La croissance s'accompagne de changements distributifs exerçant un impact sur le niveau de pauvreté, mais les outils d’analyse existants se focalisent sur une approche instantanée de la pauvreté, négligeant ainsi les dynamiques individuelles de revenus. Notre étude se propose de combler ce vide.


Les relations entre processus de croissance et phénomènes distributifs font depuis longtemps l'objet d'études en économie. Au tournant de ce millénaire, l'attention s'est notamment focalisée sur le contenu, en termes de réduction de la pauvreté, de la croissance économique. A l'heure de la remise en cause du consensus de Washington et de la mise en place des politiques de réduction de la pauvreté dans le cadre des Objectifs du millénaire pour le développement, cette thématique de la croissance «pro-pauvres » a conduit au développement d'un certain nombre d'outils d'analyse maintenant communément utilisés, comme la courbe d'incidence de la croissance (Ravallion et Chen, 2003) ou le taux de croissance pro-pauvres (Kakwani et Son, 2003).

Une caractéristique commune de ces outils est de reposer sur une hypothèse traditionnelle d'anonymat autorisant l'emploi de séries en coupes transversales pour apprécier la façon dont le phénomène de croissance est associé à une évolution de la pauvreté.
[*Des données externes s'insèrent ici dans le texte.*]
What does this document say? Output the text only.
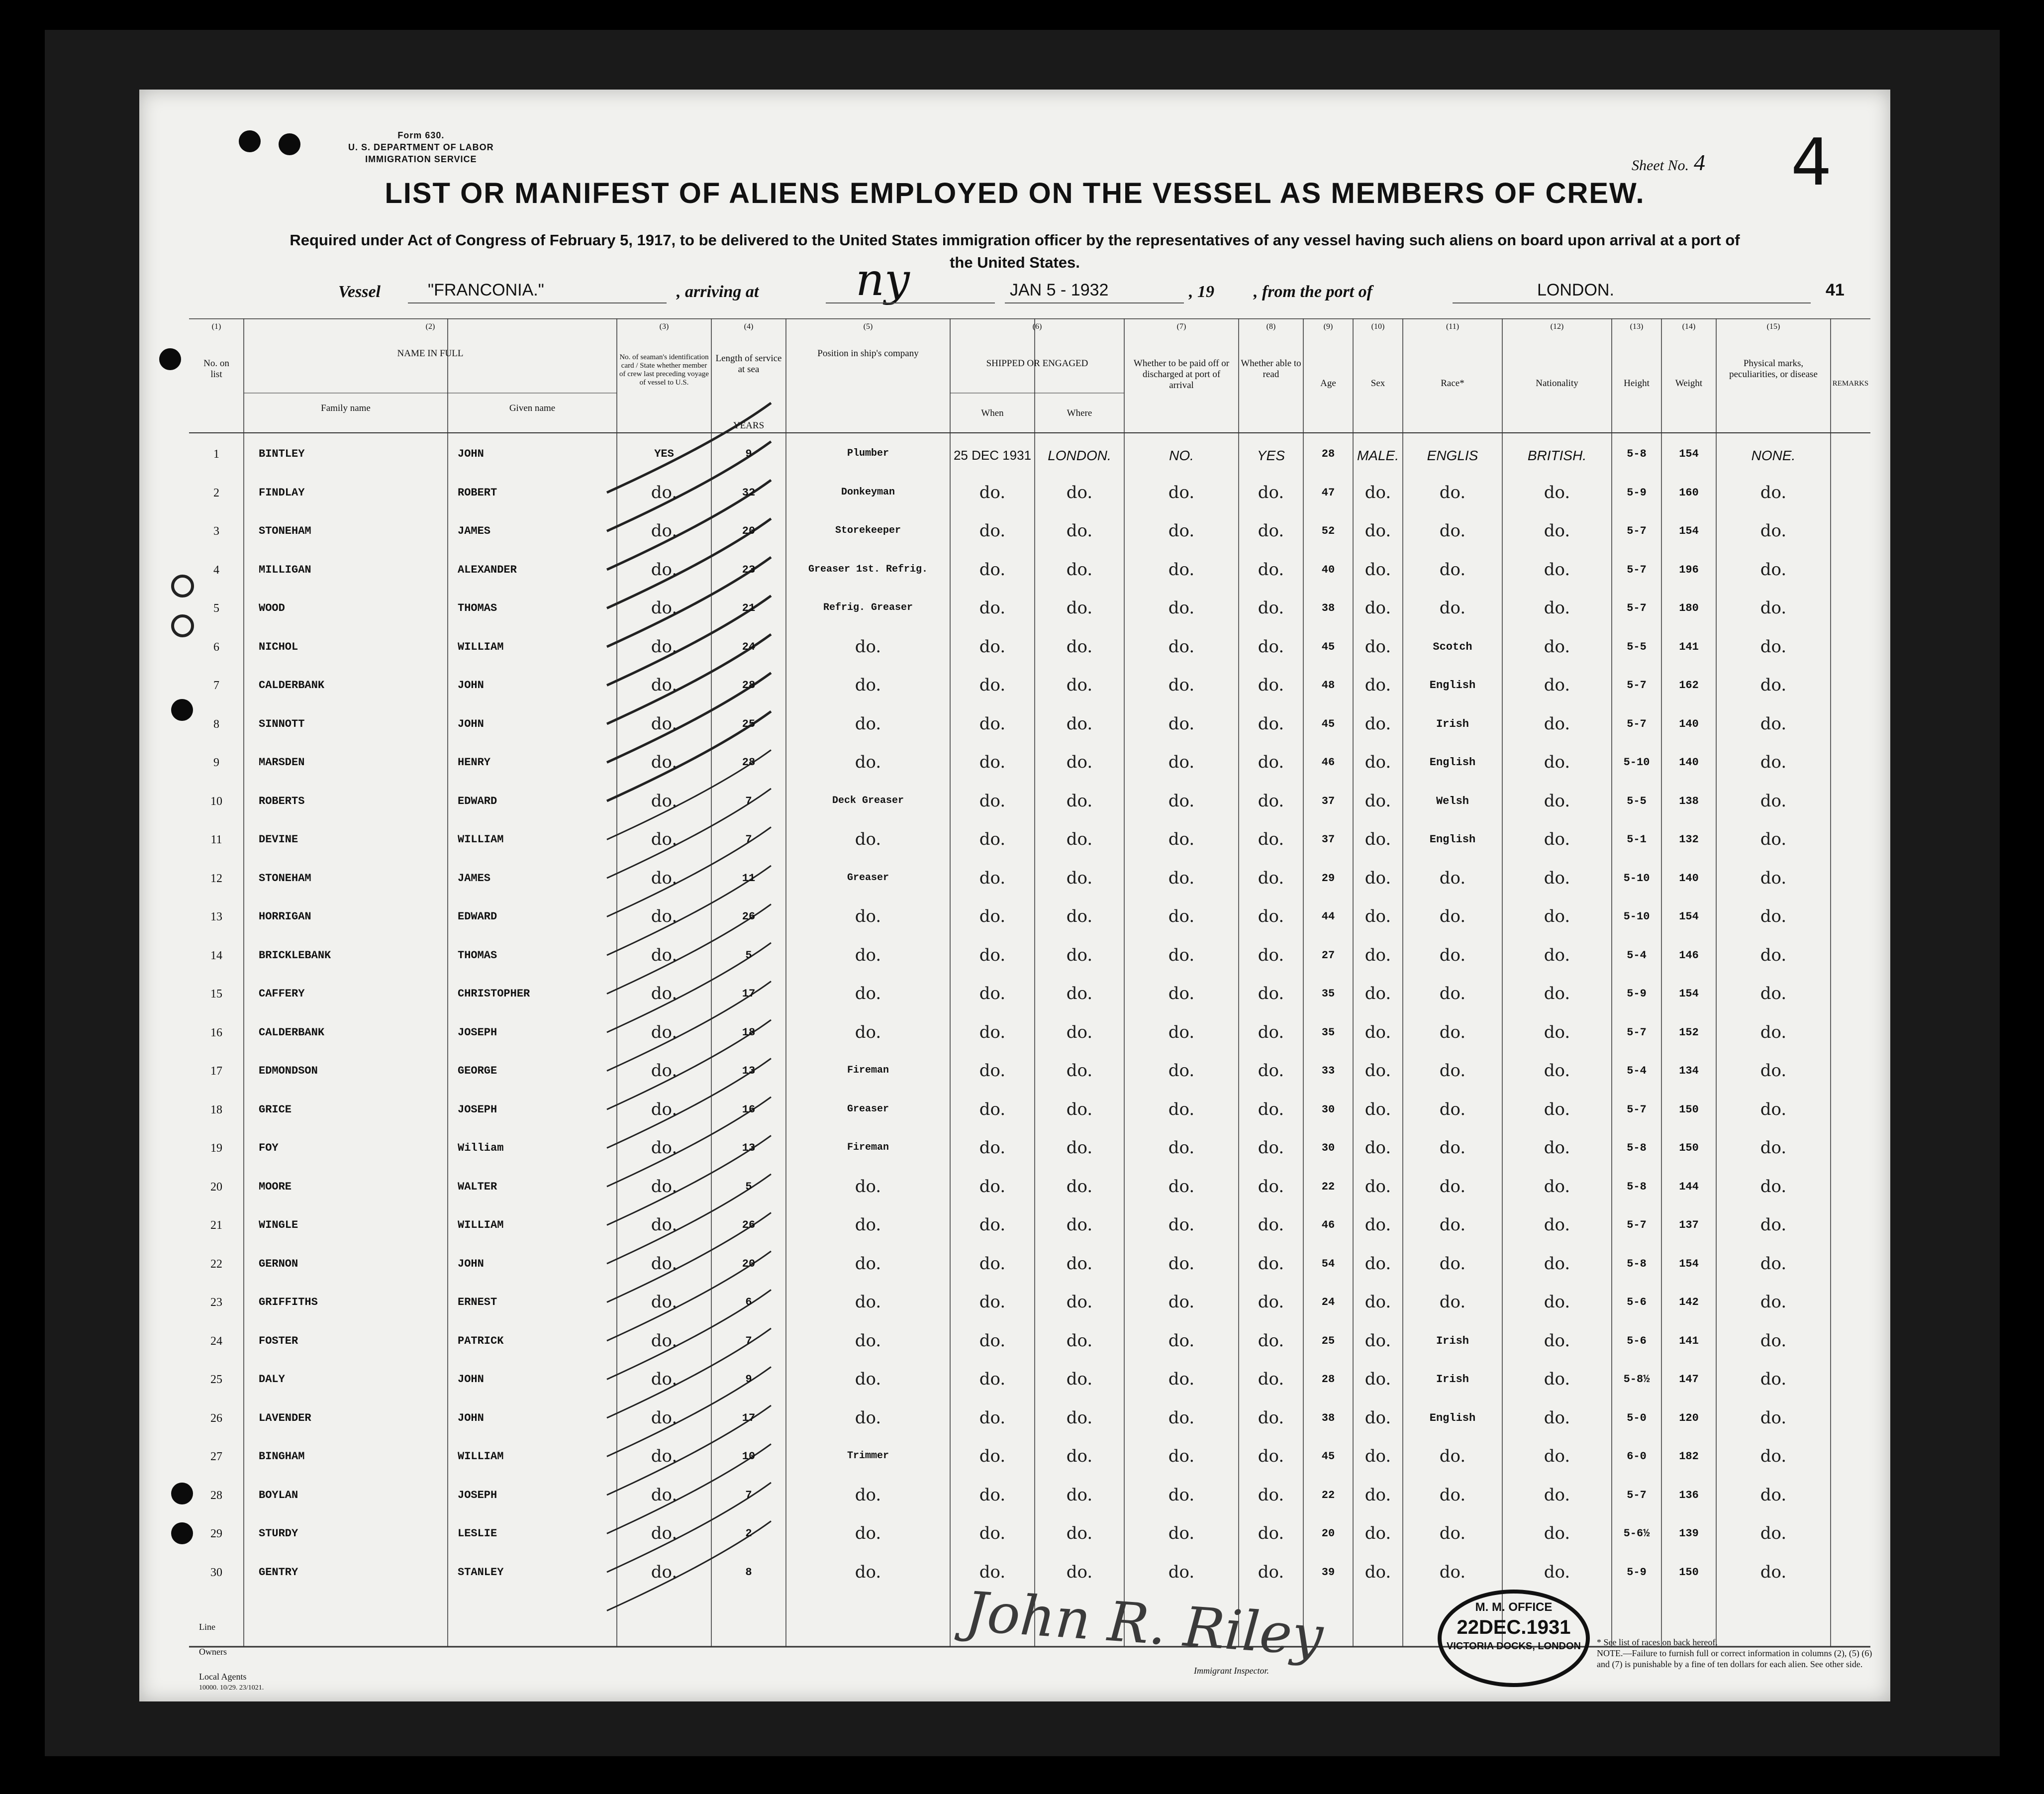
Form 630.
U. S. DEPARTMENT OF LABOR
IMMIGRATION SERVICE	Sheet No. 4 4
LIST OR MANIFEST OF ALIENS EMPLOYED ON THE VESSEL AS MEMBERS OF CREW.
Required under Act of Congress of February 5, 1917, to be delivered to the United States immigration officer by the representatives of any vessel having such aliens on board upon arrival at a port of the United States.
Vessel	"FRANCONIA."	, arriving at ny	JAN 5 - 1932	, 19 , from the port of	LONDON.	41
(1)	(2)	(3)	(4)	(5)	(6)	(7)	(8)	(9)	(10)	(11)	(12)	(13)	(14)	(15)
No. on list
NAME IN FULL
Family name	Given name
No. of seaman's identification card / State whether member of crew last preceding voyage of vessel to U.S.
Length of service at sea
YEARS
Position in ship's company
SHIPPED OR ENGAGED
When	Where
Whether to be paid off or discharged at port of arrival
Whether able to read
Age	Sex	Race*	Nationality	Height	Weight
Physical marks, peculiarities, or disease
REMARKS
1	BINTLEY	JOHN	YES	9	Plumber	25 DEC 1931	LONDON.	NO.	YES	28	MALE.	ENGLIS	BRITISH.	5-8	154	NONE.
2	FINDLAY	ROBERT	do.	32	Donkeyman	do.	do.	do.	do.	47	do.	do.	do.	5-9	160	do.
3	STONEHAM	JAMES	do.	20	Storekeeper	do.	do.	do.	do.	52	do.	do.	do.	5-7	154	do.
4	MILLIGAN	ALEXANDER	do.	23	Greaser 1st. Refrig.	do.	do.	do.	do.	40	do.	do.	do.	5-7	196	do.
5	WOOD	THOMAS	do.	21	Refrig. Greaser	do.	do.	do.	do.	38	do.	do.	do.	5-7	180	do.
6	NICHOL	WILLIAM	do.	24	do.	do.	do.	do.	do.	45	do.	Scotch	do.	5-5	141	do.
7	CALDERBANK	JOHN	do.	28	do.	do.	do.	do.	do.	48	do.	English	do.	5-7	162	do.
8	SINNOTT	JOHN	do.	25	do.	do.	do.	do.	do.	45	do.	Irish	do.	5-7	140	do.
9	MARSDEN	HENRY	do.	28	do.	do.	do.	do.	do.	46	do.	English	do.	5-10	140	do.
10	ROBERTS	EDWARD	do.	7	Deck Greaser	do.	do.	do.	do.	37	do.	Welsh	do.	5-5	138	do.
11	DEVINE	WILLIAM	do.	7	do.	do.	do.	do.	do.	37	do.	English	do.	5-1	132	do.
12	STONEHAM	JAMES	do.	11	Greaser	do.	do.	do.	do.	29	do.	do.	do.	5-10	140	do.
13	HORRIGAN	EDWARD	do.	26	do.	do.	do.	do.	do.	44	do.	do.	do.	5-10	154	do.
14	BRICKLEBANK	THOMAS	do.	5	do.	do.	do.	do.	do.	27	do.	do.	do.	5-4	146	do.
15	CAFFERY	CHRISTOPHER	do.	17	do.	do.	do.	do.	do.	35	do.	do.	do.	5-9	154	do.
16	CALDERBANK	JOSEPH	do.	18	do.	do.	do.	do.	do.	35	do.	do.	do.	5-7	152	do.
17	EDMONDSON	GEORGE	do.	13	Fireman	do.	do.	do.	do.	33	do.	do.	do.	5-4	134	do.
18	GRICE	JOSEPH	do.	16	Greaser	do.	do.	do.	do.	30	do.	do.	do.	5-7	150	do.
19	FOY	William	do.	13	Fireman	do.	do.	do.	do.	30	do.	do.	do.	5-8	150	do.
20	MOORE	WALTER	do.	5	do.	do.	do.	do.	do.	22	do.	do.	do.	5-8	144	do.
21	WINGLE	WILLIAM	do.	26	do.	do.	do.	do.	do.	46	do.	do.	do.	5-7	137	do.
22	GERNON	JOHN	do.	20	do.	do.	do.	do.	do.	54	do.	do.	do.	5-8	154	do.
23	GRIFFITHS	ERNEST	do.	6	do.	do.	do.	do.	do.	24	do.	do.	do.	5-6	142	do.
24	FOSTER	PATRICK	do.	7	do.	do.	do.	do.	do.	25	do.	Irish	do.	5-6	141	do.
25	DALY	JOHN	do.	9	do.	do.	do.	do.	do.	28	do.	Irish	do.	5-8½	147	do.
26	LAVENDER	JOHN	do.	17	do.	do.	do.	do.	do.	38	do.	English	do.	5-0	120	do.
27	BINGHAM	WILLIAM	do.	10	Trimmer	do.	do.	do.	do.	45	do.	do.	do.	6-0	182	do.
28	BOYLAN	JOSEPH	do.	7	do.	do.	do.	do.	do.	22	do.	do.	do.	5-7	136	do.
29	STURDY	LESLIE	do.	2	do.	do.	do.	do.	do.	20	do.	do.	do.	5-6½	139	do.
30	GENTRY	STANLEY	do.	8	do.	do.	do.	do.	do.	39	do.	do.	do.	5-9	150	do.
Line
Owners
Local Agents
10000. 10/29. 23/1021.
Immigrant Inspector.
John R. Riley	* See list of races on back hereof.
NOTE.—Failure to furnish full or correct information in columns (2), (5) (6) and (7) is punishable by a fine of ten dollars for each alien. See other side.
M. M. OFFICE
22DEC.1931
VICTORIA DOCKS, LONDON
Néanmoins, puisque les individus ne sont alors pas suivis dans le temps, il est certes possible de commenter l'évolution de la pauvreté mais pas de rendre compte de la situation de ceux qui étaient initialement pauvres au début de la période étudiée.

Pour éviter cet écueil, des contributions ultérieures (Grimm, 2007 ; Jenkins et Van Kerm, 2011) ont proposé une approche dite « non anonyme » pour l'appréciation du caractère « pro-pauvres » ou non de la croissance économique. Le rôle de la mobilité peut ainsi être souligné dans les phénomènes distributifs accompagnant la croissance. Cette intégration a néanmoins été imparfaite en l'absence de prise en compte de la dimension temporelle de la pauvreté. En effet, en maintenant une conception «instantanée » de l'évaluation de la pauvreté, il n'est pas possible d'intégrer le caractère chronique ou transitoire de la pauvreté ou d'évaluer la situation des agents en tenant compte des dynamiques individuelles.
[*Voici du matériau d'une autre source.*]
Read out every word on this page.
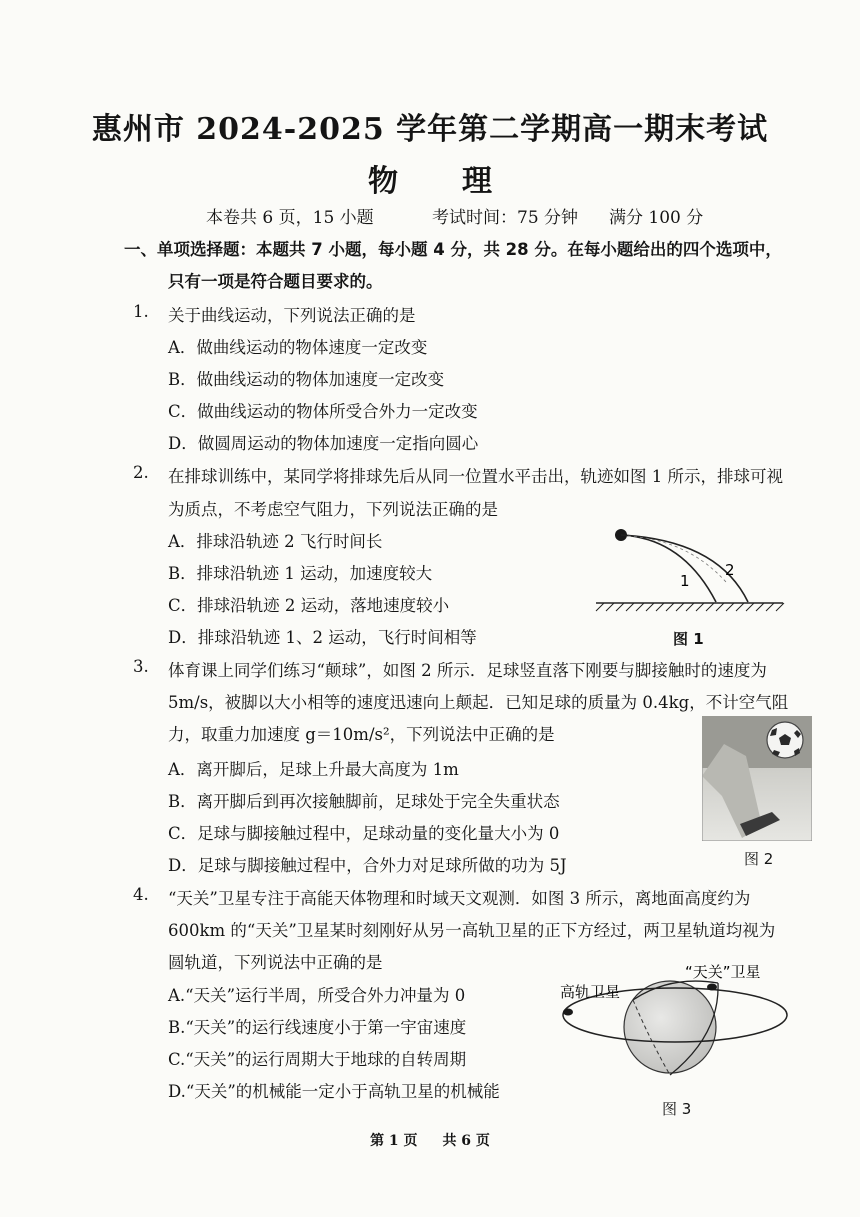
惠州市 2024-2025 学年第二学期高一期末考试
物 理
本卷共 6 页，15 小题	考试时间：75 分钟 满分 100 分
一、单项选择题：本题共 7 小题，每小题 4 分，共 28 分。在每小题给出的四个选项中，
只有一项是符合题目要求的。
1. 关于曲线运动，下列说法正确的是
A．做曲线运动的物体速度一定改变
B．做曲线运动的物体加速度一定改变
C．做曲线运动的物体所受合外力一定改变
D．做圆周运动的物体加速度一定指向圆心
2. 在排球训练中，某同学将排球先后从同一位置水平击出，轨迹如图 1 所示，排球可视
为质点，不考虑空气阻力，下列说法正确的是
A．排球沿轨迹 2 飞行时间长
B．排球沿轨迹 1 运动，加速度较大
C．排球沿轨迹 2 运动，落地速度较小
D．排球沿轨迹 1、2 运动，飞行时间相等
1
2
图 1
3. 体育课上同学们练习“颠球”，如图 2 所示．足球竖直落下刚要与脚接触时的速度为
5m/s，被脚以大小相等的速度迅速向上颠起．已知足球的质量为 0.4kg，不计空气阻
力，取重力加速度 g＝10m/s²，下列说法中正确的是
A．离开脚后，足球上升最大高度为 1m
B．离开脚后到再次接触脚前，足球处于完全失重状态
C．足球与脚接触过程中，足球动量的变化量大小为 0
D．足球与脚接触过程中，合外力对足球所做的功为 5J	图 2
4. “天关”卫星专注于高能天体物理和时域天文观测．如图 3 所示，离地面高度约为
600km 的“天关”卫星某时刻刚好从另一高轨卫星的正下方经过，两卫星轨道均视为
圆轨道，下列说法中正确的是
A.“天关”运行半周，所受合外力冲量为 0
B.“天关”的运行线速度小于第一宇宙速度
C.“天关”的运行周期大于地球的自转周期
D.“天关”的机械能一定小于高轨卫星的机械能
高轨卫星
“天关”卫星
图 3
第 1 页 共 6 页
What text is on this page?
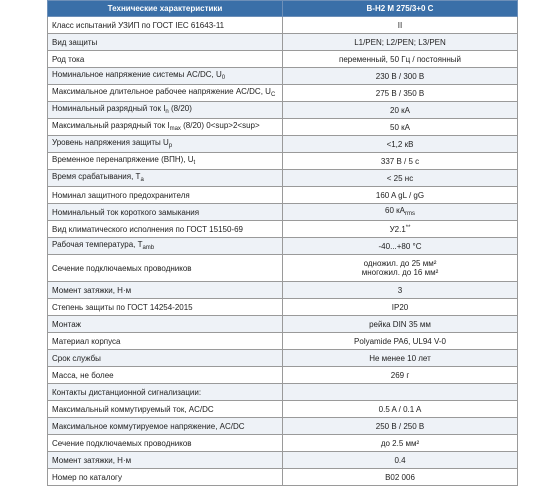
Технические характеристики	В-Н2 М 275/3+0 С
Класс испытаний УЗИП по ГОСТ IEC 61643-11	II
Вид защиты	L1/PEN; L2/PEN; L3/PEN
Род тока	переменный, 50 Гц / постоянный
Номинальное напряжение системы AC/DC, $U_0$	230 В / 300 В
Максимальное длительное рабочее напряжение AC/DC, $U_C$	275 В / 350 В
Номинальный разрядный ток $I_n$ (8/20)	20 кА
Максимальный разрядный ток $I_{max}$ (8/20) 0<sup>2<sup>	50 кА
Уровень напряжения защиты $U_p$	<1,2 кВ
Временное перенапряжение (ВПН), $U_t$	337 В / 5 с
Время срабатывания, $T_a$	< 25 нс
Номинал защитного предохранителя	160 A gL / gG
Номинальный ток короткого замыкания	60 $кА_{rms}$
Вид климатического исполнения по ГОСТ 15150-69	У2.1**
Рабочая температура, $T_{amb}$	-40...+80 °С
Сечение подключаемых проводников	одножил. до 25 мм²
многожил. до 16 мм²

Момент затяжки, Н·м	3
Степень защиты по ГОСТ 14254-2015	IP20
Монтаж	рейка DIN 35 мм
Материал корпуса	Polyamide PA6, UL94 V-0
Срок службы	Не менее 10 лет
Масса, не более	269 г
Контакты дистанционной сигнализации:	
Максимальный коммутируемый ток, AC/DC	0.5 A / 0.1 A
Максимальное коммутируемое напряжение, AC/DC	250 В / 250 В
Сечение подключаемых проводников	до 2.5 мм²
Момент затяжки, Н·м	0.4
Номер по каталогу	B02 006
Afin de mieux apprécier le caractère plus ou moins « pro-pauvres » de la croissance, nous proposons une mesure basée sur la comparaison d'un indice de pauvreté intertemporelle et de la valeur qui serait prise par cet indice en l'absence de dynamique individuelle des revenus, autrement dit si chaque individu bénéficiait par la suite d'un niveau constant de revenus sur l'ensemble de la période étudiée. L'indice de pauvreté intertemporelle proposé offre la possibilité de pondérer deux effets antagonistes de la variabilité des revenus individuels en termes de bien-être social. D'un côté, la littérature économique reconnaît généralement l'existence d'un coût individuel en bien-être lié à l'instabilité des revenus, source de pertes de bien-être au niveau social. D'un autre côté, cette même variabilité produit généralement des inégalités en termes de revenus de longue période plus faibles que celles observées en coupe instantanée, ce qui modère l'effet de ces dernières inégalités.
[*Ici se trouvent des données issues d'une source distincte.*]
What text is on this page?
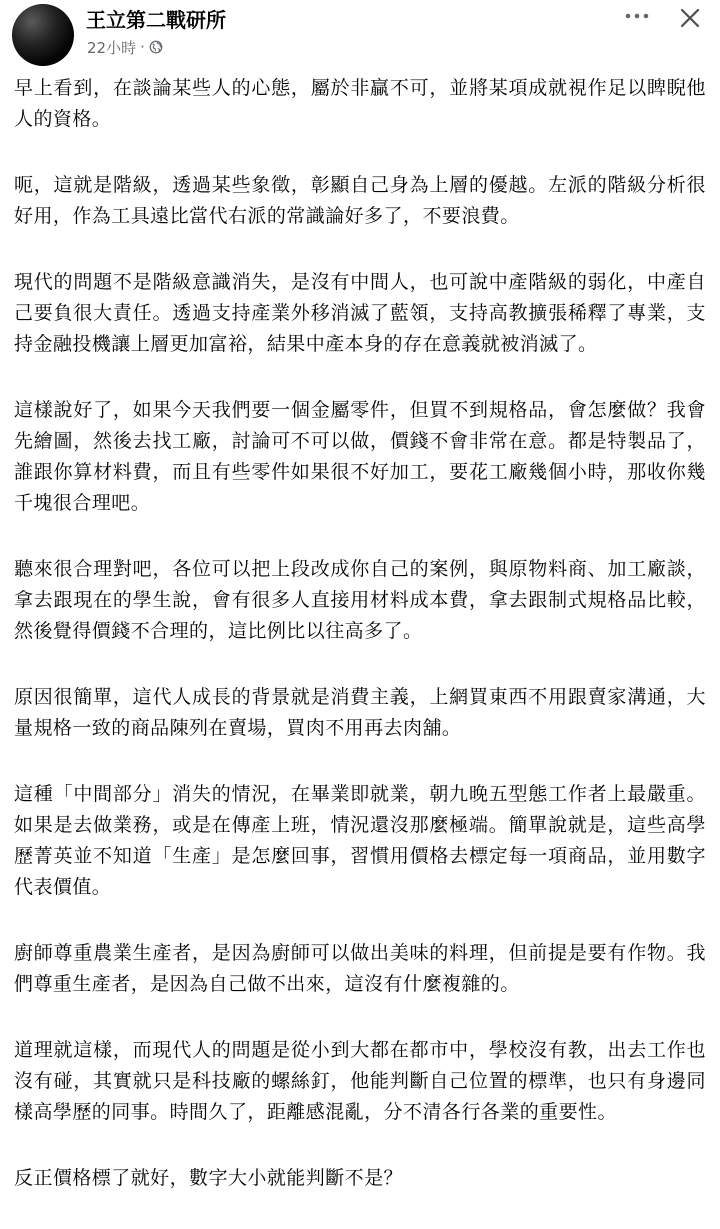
王立第二戰研所
22小時 ·

早上看到，在談論某些人的心態，屬於非贏不可，並將某項成就視作足以睥睨他人的資格。

呃，這就是階級，透過某些象徵，彰顯自己身為上層的優越。左派的階級分析很好用，作為工具遠比當代右派的常識論好多了，不要浪費。

現代的問題不是階級意識消失，是沒有中間人，也可說中產階級的弱化，中產自己要負很大責任。透過支持產業外移消滅了藍領，支持高教擴張稀釋了專業，支持金融投機讓上層更加富裕，結果中產本身的存在意義就被消滅了。

這樣說好了，如果今天我們要一個金屬零件，但買不到規格品，會怎麼做？我會先繪圖，然後去找工廠，討論可不可以做，價錢不會非常在意。都是特製品了，誰跟你算材料費，而且有些零件如果很不好加工，要花工廠幾個小時，那收你幾千塊很合理吧。

聽來很合理對吧，各位可以把上段改成你自己的案例，與原物料商、加工廠談，拿去跟現在的學生說，會有很多人直接用材料成本費，拿去跟制式規格品比較，然後覺得價錢不合理的，這比例比以往高多了。

原因很簡單，這代人成長的背景就是消費主義，上網買東西不用跟賣家溝通，大量規格一致的商品陳列在賣場，買肉不用再去肉舖。

這種「中間部分」消失的情況，在畢業即就業，朝九晚五型態工作者上最嚴重。如果是去做業務，或是在傳產上班，情況還沒那麼極端。簡單說就是，這些高學歷菁英並不知道「生產」是怎麼回事，習慣用價格去標定每一項商品，並用數字代表價值。

廚師尊重農業生產者，是因為廚師可以做出美味的料理，但前提是要有作物。我們尊重生產者，是因為自己做不出來，這沒有什麼複雜的。

道理就這樣，而現代人的問題是從小到大都在都市中，學校沒有教，出去工作也沒有碰，其實就只是科技廠的螺絲釘，他能判斷自己位置的標準，也只有身邊同樣高學歷的同事。時間久了，距離感混亂，分不清各行各業的重要性。

反正價格標了就好，數字大小就能判斷不是？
Ces outils sont appliqués à 23 pays européens durant la période 2006-2009 en retenant 60% du revenu équivalent médian en 2006 comme ligne de privation à chaque période pour chaque pays. Nos résultats montrent que, malgré les difficultés économiques rencontrées, la croissance peut néanmoins être considérée comme « pro-pauvres » pour la majeure partie de ces pays au début de la Grande Dépression. L'étude des valeurs obtenues pour l'indice de croissance « pro-pauvres » révèle que ce résultat est essentiellement dû à une évolution relativement favorable de la distribution annuelle des revenus sur la période. Par ailleurs, nous montrons qu'un effet de croissance pure (c’est-à-dire en négligeant les effets redistributifs) a été réducteur de pauvreté, tandis qu'une évolution défavorable des inégalités produisait un effet contraire. Enfin, le caractère globalement « pro-pauvres » de la croissance entre 2006 et 2009 est essentiellement lié au caractère « pro-pauvres » de la croissance avant le début de la crise à la mi-2007, cette dynamique vertueuse s'étant étiolée par la suite.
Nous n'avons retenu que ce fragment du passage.